Jusqu’à présent, la technologie n’a été testée qu’en tant que prototype fonctionnel, mais pas encore en conditions réelles sur des humains. La mise à l’échelle et les tests sur les humains sont à présent ce que Kamei souhaite effectuer.
Cependant, nous ne pouvons faire abstraction du fait que le concepteur a pour le moment livré très peu de détails sur le fonctionnement exact ainsi que sur les limites d’utilisation du système. Le premier point à soulever est celui du mélange « diazote-dioxygène ». En effet, l’air que nous respirons n’est constitué que de 21% de dioxygène, pour 78% de diazote (et moins de 1% d’autres gaz rares).
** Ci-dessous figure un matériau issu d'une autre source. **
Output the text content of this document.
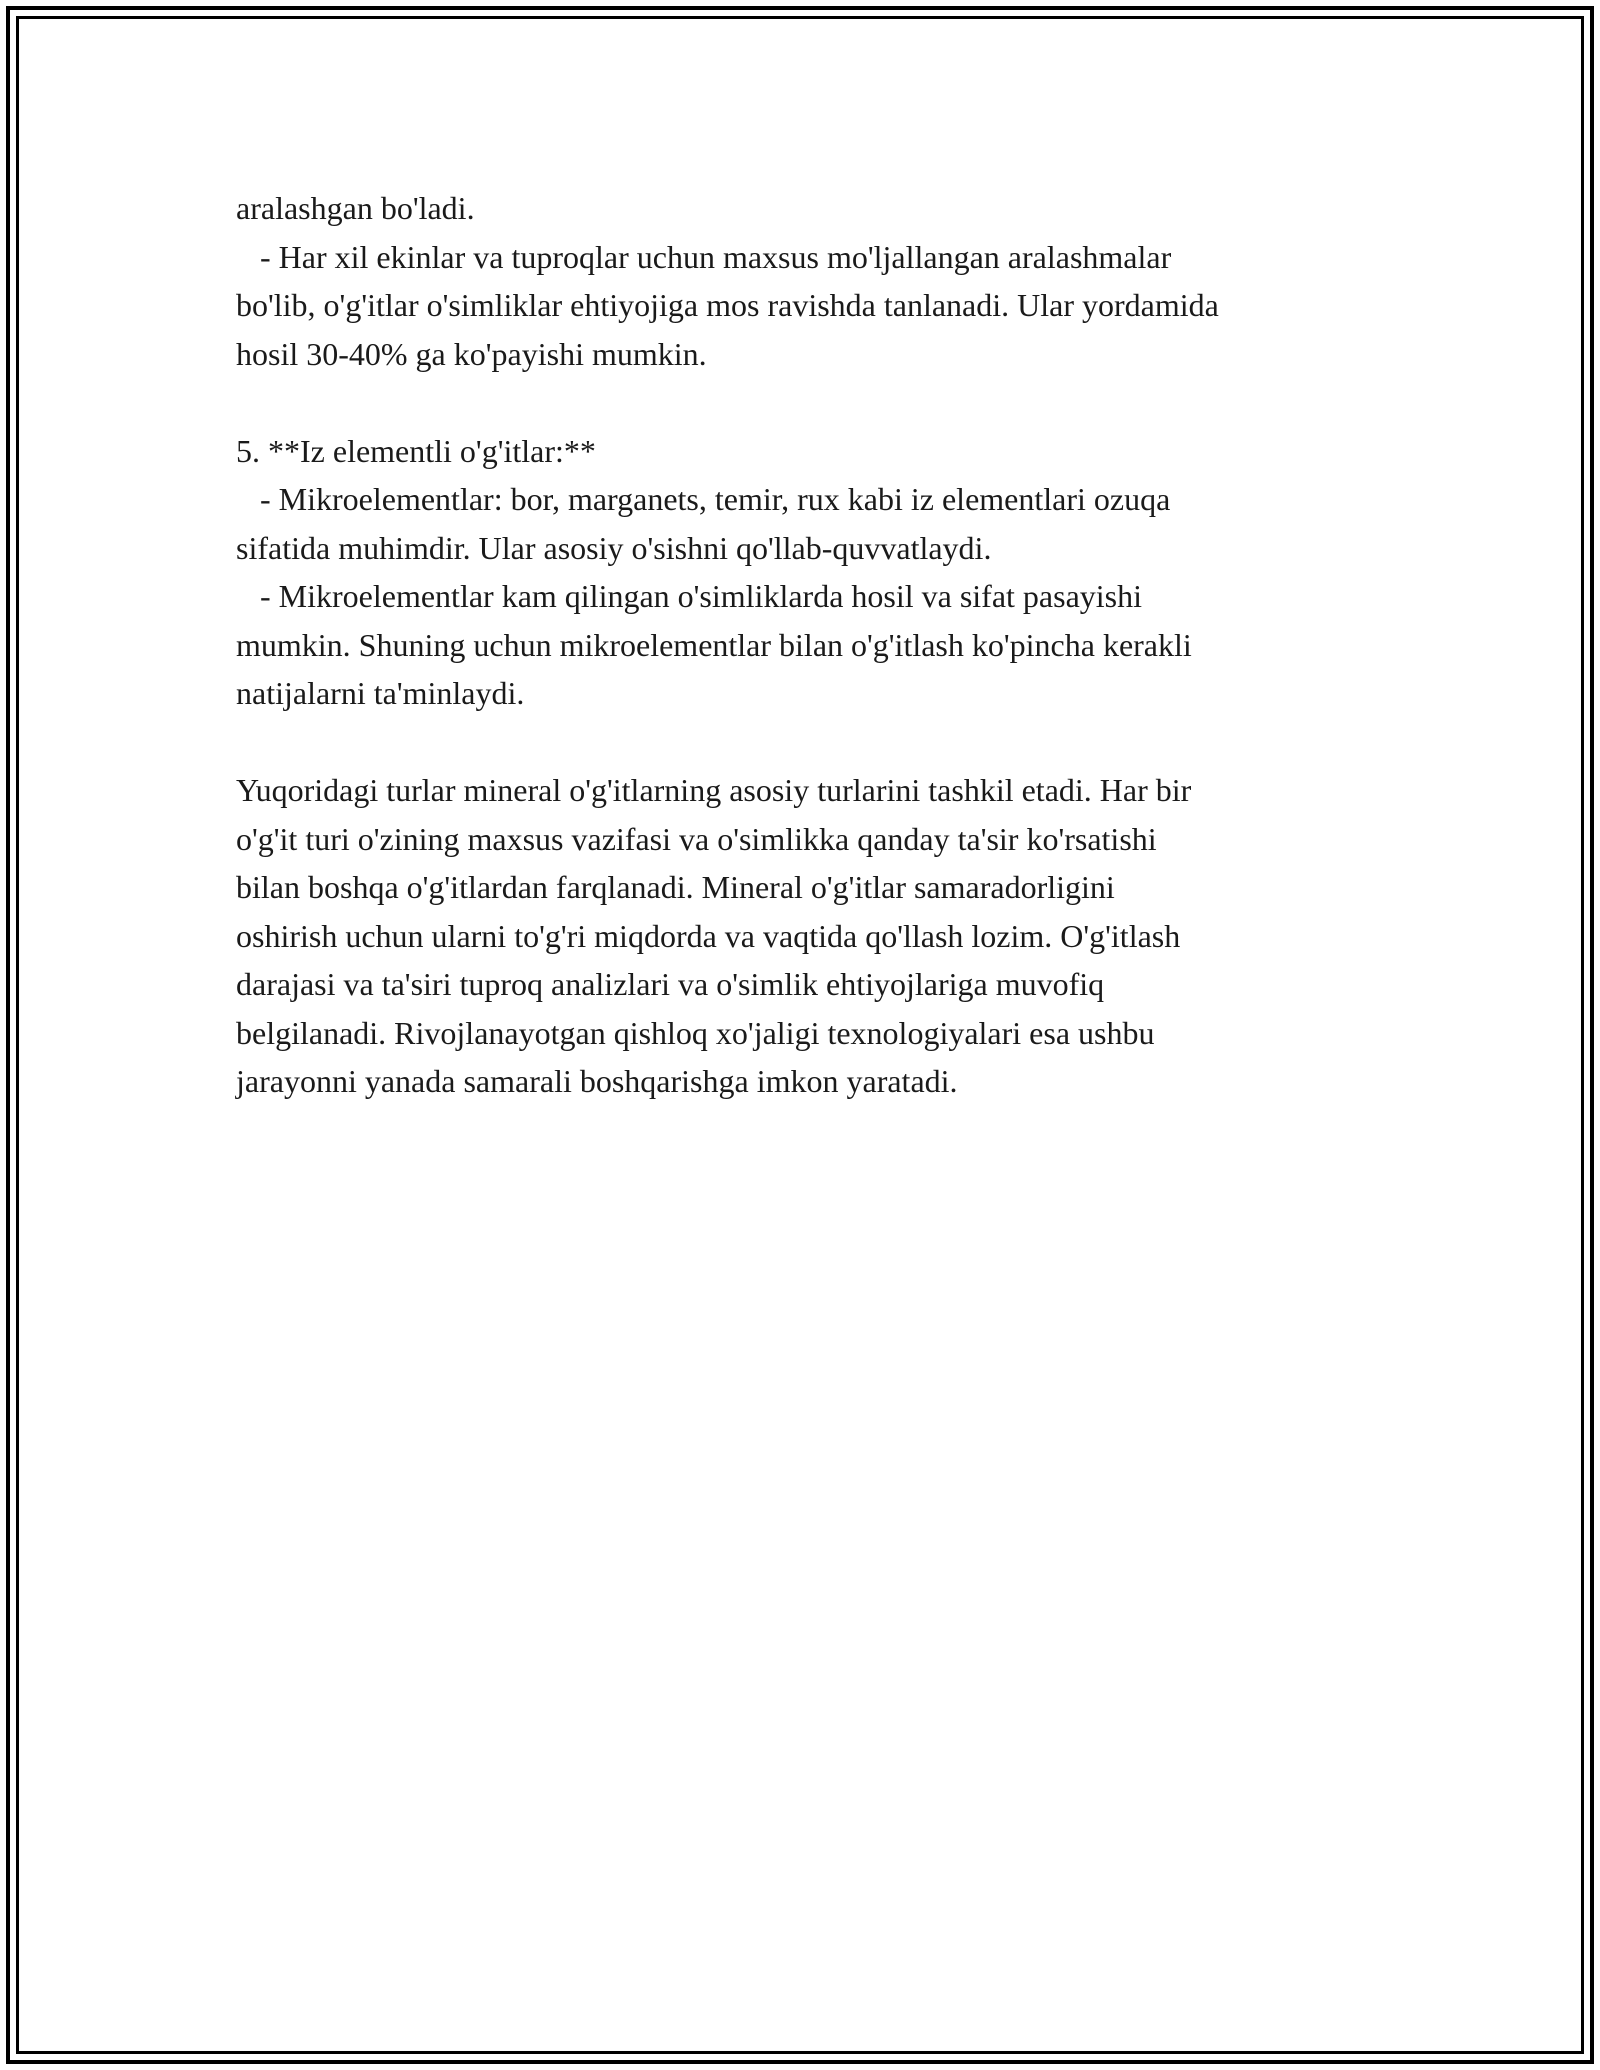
aralashgan bo'ladi.
- Har xil ekinlar va tuproqlar uchun maxsus mo'ljallangan aralashmalar
bo'lib, o'g'itlar o'simliklar ehtiyojiga mos ravishda tanlanadi. Ular yordamida
hosil 30-40% ga ko'payishi mumkin.
5. **Iz elementli o'g'itlar:**
- Mikroelementlar: bor, marganets, temir, rux kabi iz elementlari ozuqa
sifatida muhimdir. Ular asosiy o'sishni qo'llab-quvvatlaydi.
- Mikroelementlar kam qilingan o'simliklarda hosil va sifat pasayishi
mumkin. Shuning uchun mikroelementlar bilan o'g'itlash ko'pincha kerakli
natijalarni ta'minlaydi.
Yuqoridagi turlar mineral o'g'itlarning asosiy turlarini tashkil etadi. Har bir
o'g'it turi o'zining maxsus vazifasi va o'simlikka qanday ta'sir ko'rsatishi
bilan boshqa o'g'itlardan farqlanadi. Mineral o'g'itlar samaradorligini
oshirish uchun ularni to'g'ri miqdorda va vaqtida qo'llash lozim. O'g'itlash
darajasi va ta'siri tuproq analizlari va o'simlik ehtiyojlariga muvofiq
belgilanadi. Rivojlanayotgan qishloq xo'jaligi texnologiyalari esa ushbu
jarayonni yanada samarali boshqarishga imkon yaratadi.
Respirer uniquement de l’O2 sur une période prolongée pose donc problème et devient même très dangereux au-delà de 6 mètres de profondeur. Cela limite donc déjà d’entrée l’autonomie et la profondeur de fonctionnement maximale du système.
Bien que nous ne sachions pas encore exactement comment le concepteur a prévu de gérer ce problème, il est évident que cela reste un facteur de faisabilité important pour le dispositif. Kamei spécifie cependant qu’il s’agit d’un système prévu pour augmenter la durée d’une plongée libre, et non de remplacer les systèmes de plongée sous-marine actuels (faute justement d’autonomie et de profondeur de fonctionnement maximale).
Deux autres points qui nous rendent quelque peu sceptiques : la quantité d’O2 maximale générée par le système sera-t-elle suffisante pour un être humain moyen ? L’effort respiratoire nécessaire pour « tirer » suffisamment d’oxygène ne risque-t-il pas d’être trop important ?
Plusieurs questions se posent donc quant à la possibilité d’utiliser le dispositif en conditions réelles et par des humains. Mais il ne faut pas oublier aussi qu’il ne s’agit encore que d’un prototype (sans compter le manque d’informations techniques déjà évoqué), il est donc trop tôt pour en tirer des conclusions solides.
Kamei, qui suggère que dans un avenir plus ou moins proche, les êtres humains pourraient être amenés à vivre dans ou sous l’eau, peut donner une impression de dystopie. Cependant, le chercheur insiste sur le fait qu’il a une vision bien plus optimise de l’avenir, malgré un monde potentiellement inondé. En effet, il pense qu’amphibio pourrait apporter « un réconfort quotidien aux personnes qui [pourraient devoir] passer autant de temps dans l’eau que sur la terre ferme ».
Une technologie intéressante, utile et innovante, qui mérite d’être suivie de près. Mais avant de trop se réjouir, nous attendons plus d’informations quant à son fonctionnement en conditions réelles.